Rescuers find no new signs of trapped Mexican miners
The 200 rescuers working at the site of a Mexican mine collapse have heard nothing from the estimated 65 miners expected to be below the surface, local authorities said Monday.

They said that rescue work was hampered by the risk of gas explosions, like the one that triggered the collapse in the early hours of Sunday morning at the Pasta de Conchos mine in San Juan de Sabinas, also known as Nuevo Rosita, a town of some 40,000 citizens, in Coahuila state, some 900 km north of Mexico City.

Reports said that rescuers have already rescued between 13 and 15 miners, up to six of whom were suffering fractures and burns, and were transferred to the Nueva Rosita hospital some 120 km from the U.S. border.
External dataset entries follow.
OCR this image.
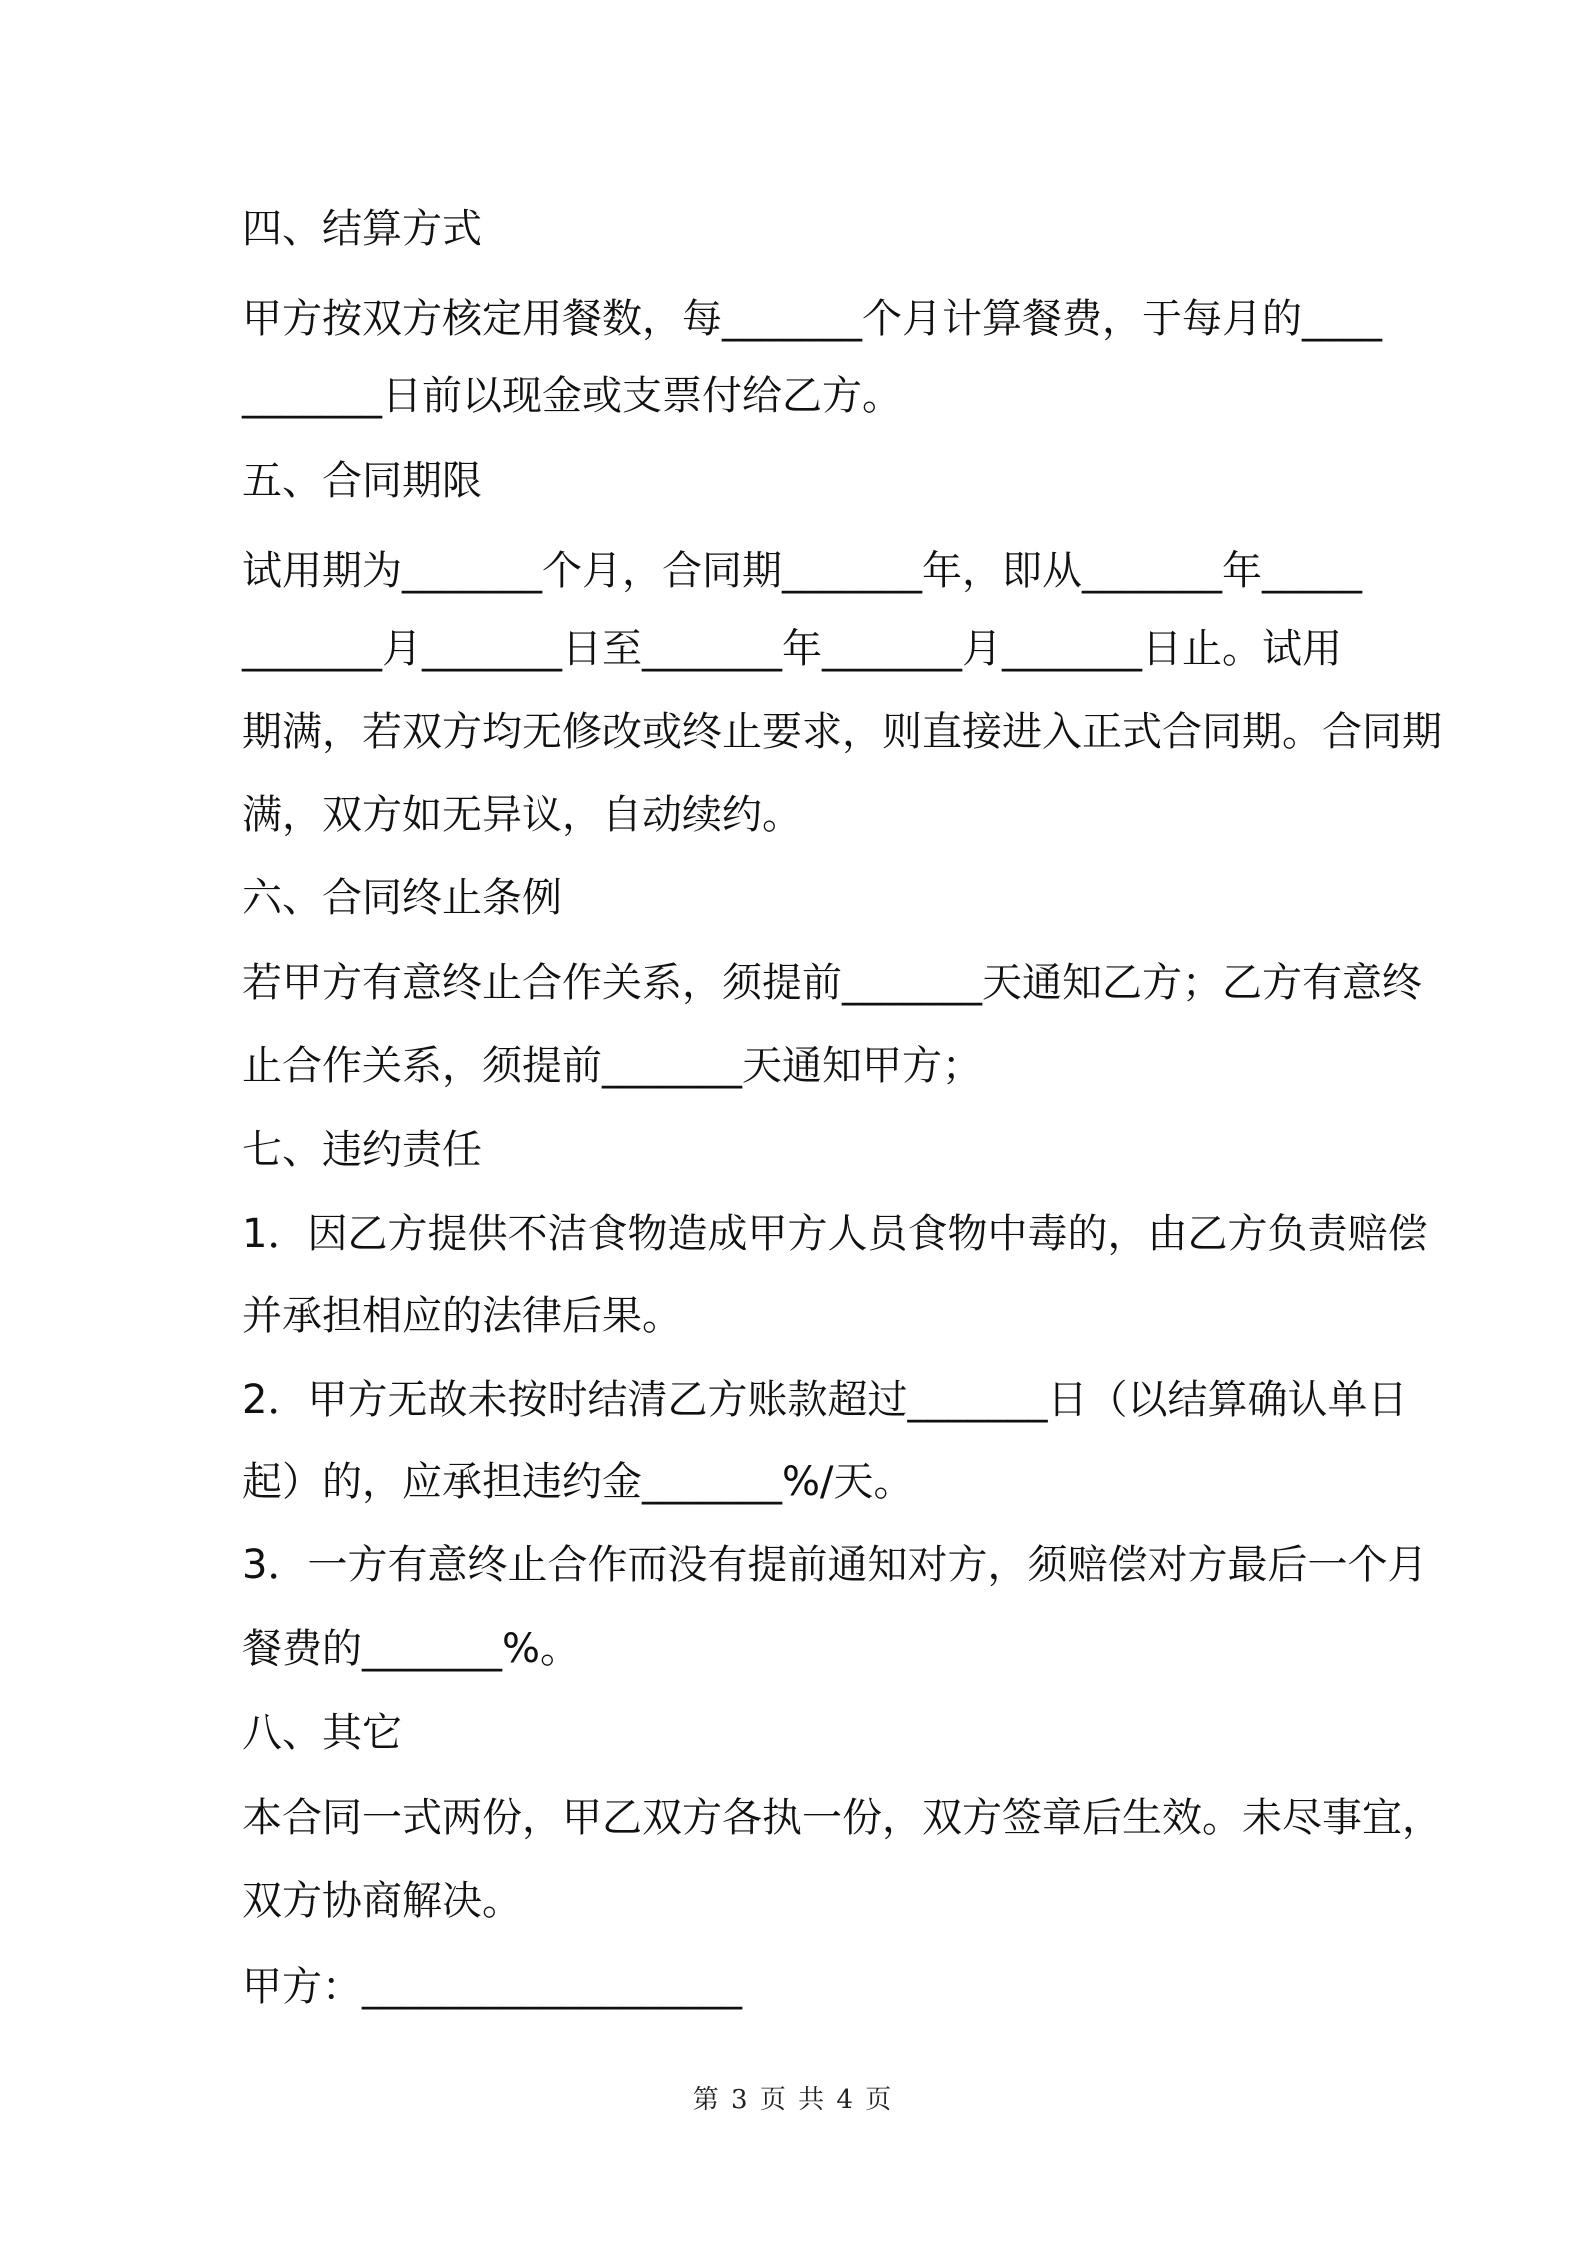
四、结算方式

甲方按双方核定用餐数，每_______个月计算餐费，于每月的____

_______日前以现金或支票付给乙方。

五、合同期限

试用期为_______个月，合同期_______年，即从_______年_____

_______月_______日至_______年_______月_______日止。试用

期满，若双方均无修改或终止要求，则直接进入正式合同期。合同期

满，双方如无异议，自动续约。

六、合同终止条例

若甲方有意终止合作关系，须提前_______天通知乙方；乙方有意终

止合作关系，须提前_______天通知甲方；

七、违约责任

1．因乙方提供不洁食物造成甲方人员食物中毒的，由乙方负责赔偿

并承担相应的法律后果。

2．甲方无故未按时结清乙方账款超过_______日（以结算确认单日

起）的，应承担违约金_______%/天。

3．一方有意终止合作而没有提前通知对方，须赔偿对方最后一个月

餐费的_______%。

八、其它

本合同一式两份，甲乙双方各执一份，双方签章后生效。未尽事宜，

双方协商解决。

甲方：___________________

第 3 页 共 4 页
The trapped miners have now been 30 hours without communication with the surface and every hour makes their survival and rescue less likely, authorities said.

Friends and family of the trapped miners are holding a vigil at the mine gates, hoping for news, praying for their family members and singing to lighten the tense wait.

Humberto Moreira, the governor of Coahuila, is in San Juan de Sabinas to supervise rescue work, which is being carried out by hand, for fear that machinery could trigger an explosion.

The rescuers have now dug 350 meters without finding a new miner. The mine reaches 2,000 meters at its deepest point.